Portugal é “Destino Turístico Acessível” eleito pela Organização Mundial do Turismo

10-09-2019 (20h36)

Foto: www.visitlisboa.com
Foto: www.visitlisboa.com

Portugal é o primeiro país a receber o prémio “Destino Turístico Acessível” da Organização Mundial do Turismo (OMT), informou o Ministério da Economia, que referiu que a distinção foi entregue durante a 23ª Assembleia Geral da agência das Nações Unidas a decorrer em São Petersburgo, Rússia.

O comunicado realça que “Portugal é o único país a receber esta distinção, que é atribuída pela primeira vez este ano pela OMT em parceria com a Fundação ONCE, e que reconhece o esforço de Portugal na promoção da acessibilidade no Turismo”.

O Ministério realça ainda que só na Europa existem 90 milhões de turistas com necessidades específicas de mobilidade, “pelo que esta distinção é muito importante para posicionar Portugal como líder na acessibilidade”.

O comunicado salienta também que “a afirmação de Portugal como país acessível tem sido uma das grandes prioridades deste Governo”, referindo que em 2016 foi lançado o programa All for All, “com o objectivo de capacitar a oferta turística nacional, criar roteiros acessíveis em todo o país, divulgar a oferta acessível de Norte a Sul e promover Portugal como destino inclusivo para todos”.

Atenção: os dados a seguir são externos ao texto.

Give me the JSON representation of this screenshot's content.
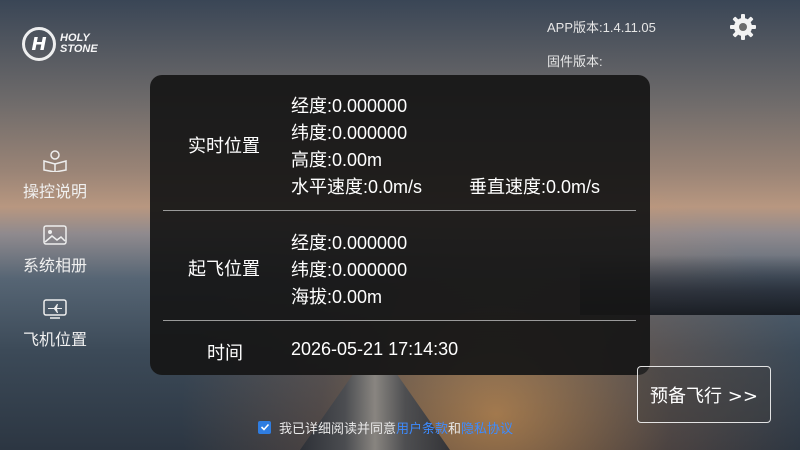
{
  "brand": {
    "logo_line1": "HOLY",
    "logo_line2": "STONE"
  },
  "header": {
    "app_version": "APP版本:1.4.11.05",
    "firmware_version": "固件版本:"
  },
  "sidebar": {
    "items": [
      {
        "label": "操控说明",
        "icon": "manual-icon"
      },
      {
        "label": "系统相册",
        "icon": "album-icon"
      },
      {
        "label": "飞机位置",
        "icon": "aircraft-position-icon"
      }
    ]
  },
  "panel": {
    "realtime": {
      "title": "实时位置",
      "longitude": "经度:0.000000",
      "latitude": "纬度:0.000000",
      "altitude": "高度:0.00m",
      "h_speed": "水平速度:0.0m/s",
      "v_speed": "垂直速度:0.0m/s"
    },
    "takeoff": {
      "title": "起飞位置",
      "longitude": "经度:0.000000",
      "latitude": "纬度:0.000000",
      "elevation": "海拔:0.00m"
    },
    "time": {
      "title": "时间",
      "value": "2026-05-21 17:14:30"
    }
  },
  "actions": {
    "fly_label": "预备飞行 >>"
  },
  "agreement": {
    "checked": true,
    "prefix": "我已详细阅读并同意",
    "terms_link": "用户条款",
    "and": "和",
    "privacy_link": "隐私协议",
    "link_color": "#3d8bff"
  }
}
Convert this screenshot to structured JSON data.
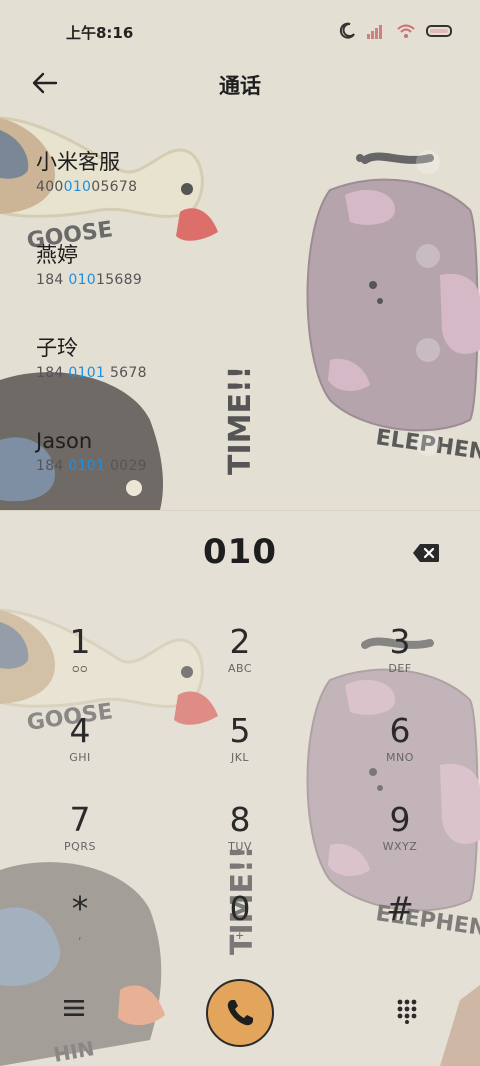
{
  "status": {
    "time": "上午8:16"
  },
  "header": {
    "title": "通话"
  },
  "contacts": [
    {
      "name": "小米客服",
      "num_pre": "400",
      "num_hl": "010",
      "num_post": "05678"
    },
    {
      "name": "燕婷",
      "num_pre": "184 ",
      "num_hl": "010",
      "num_post": "15689"
    },
    {
      "name": "子玲",
      "num_pre": "184 ",
      "num_hl": "0101",
      "num_post": " 5678"
    },
    {
      "name": "Jason",
      "num_pre": "184 ",
      "num_hl": "0101",
      "num_post": " 0029"
    }
  ],
  "dialer": {
    "number": "010",
    "keys": [
      {
        "digit": "1",
        "letters": "ᴑᴑ"
      },
      {
        "digit": "2",
        "letters": "ABC"
      },
      {
        "digit": "3",
        "letters": "DEF"
      },
      {
        "digit": "4",
        "letters": "GHI"
      },
      {
        "digit": "5",
        "letters": "JKL"
      },
      {
        "digit": "6",
        "letters": "MNO"
      },
      {
        "digit": "7",
        "letters": "PQRS"
      },
      {
        "digit": "8",
        "letters": "TUV"
      },
      {
        "digit": "9",
        "letters": "WXYZ"
      },
      {
        "digit": "*",
        "letters": ","
      },
      {
        "digit": "0",
        "letters": "+"
      },
      {
        "digit": "#",
        "letters": ""
      }
    ]
  },
  "wallpaper": {
    "goose_text": "GOOSE",
    "time_text": "TIME!!",
    "elephant_text": "ELEPHEN",
    "chin_text": "HIN"
  },
  "colors": {
    "accent": "#1e8fe0",
    "call": "#e3a45b",
    "bg": "#e4dfd3"
  }
}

“Neste contexto foram criados roteiros acessíveis que estão disponíveis no Visit Portugal, desenvolvidos guias de boas práticas e foi lançada uma linha de financiamento específica para apoiar projectos de acessibilidade no Turismo, no âmbito do Programa Valorizar”, diz ainda a informação.

O Ministério da Economia, especifica também que já “foram apoiados 116 projectos, que representam um investimento de 20 milhões de euros, e que receberam um apoio de 14 milhões de euros”, entre os quais cita a criação de acessibilidade no Convento de Cristo, no Castelo de São Jorge, no Palácio Nacional de Mafra ou nas Caves Calém (Vila Nova de Gaia).

“Foi também lançado o portal e a app “Tur4All”, que permite conhecer a oferta hoteleira, de restauração e cultura para pessoas com necessidades específicas de mobilidade em Portugal e Espanha”, prossegue a informação, que refere ainda que “nas Escolas de Turismo, passou a ser incluído nos currículos dos alunos um módulo dedicado ao turismo acessível, com um total de 1.059 alunos formados nesta temática”.

“Além do programa “Praia Acessível”, foi este ano lançado o programa “Festivais + Acessíveis”, que visa distinguir os eventos que apresentem condições de acessibilidade para pessoas com necessidades específicas, como grávidas, seniores, pessoas em cadeira de rodas, invisuais, entre outras”, acrescenta o comunicado, que publica também uma declaração da secretária de Estado do Turismo, Ana Mendes Godinho sobre o significado do prémio.

“Esta distinção é recebida com enorme satisfação e é um grande impulso para que Portugal se torne o destino mais inclusivo do mundo. Esta é uma questão de cidadania e este é também um segmento muito importante no Turismo mundial. Ainda há muito a fazer. Quem perde esta carruagem perde o comboio”, diz a declaração.

“Este é o reconhecimento de um trabalho sólido e estruturado que Portugal tem estado a realizar em matéria de promoção de mais e melhor acessibilidades para todos”, diz outra declaração atribuída à secretária de Estado da Inclusão das Pessoas com Deficiência, Ana Sofia Antunes, que destaca que a linha de financiamento ao Turismo Acessível, o “Programa Mais Acesso, “irá apoiar projectos de promoção das acessibilidades em cerca de 50 municípios num valor global de 15 milhões de euros”.

Adicionalmente, acrescentou, a linha irá apoiar a realização de levantamentos globais das condições de acessibilidade do edificado público, permitindo que o Estado elabore planos plurianuais de melhoria da acessibilidade ao respectivo património.

“Este Governo tem dado passos seguros no sentido de transformar Portugal num verdadeiro país inclusivo. É um caminho sem retorno, pois a isso nos obrigam todos aqueles para quem trabalhamos, sejam eles pessoas com deficiência ou condicionadas na sua mobilidade”, acrescenta a declaração de Ana Sofia Antunes.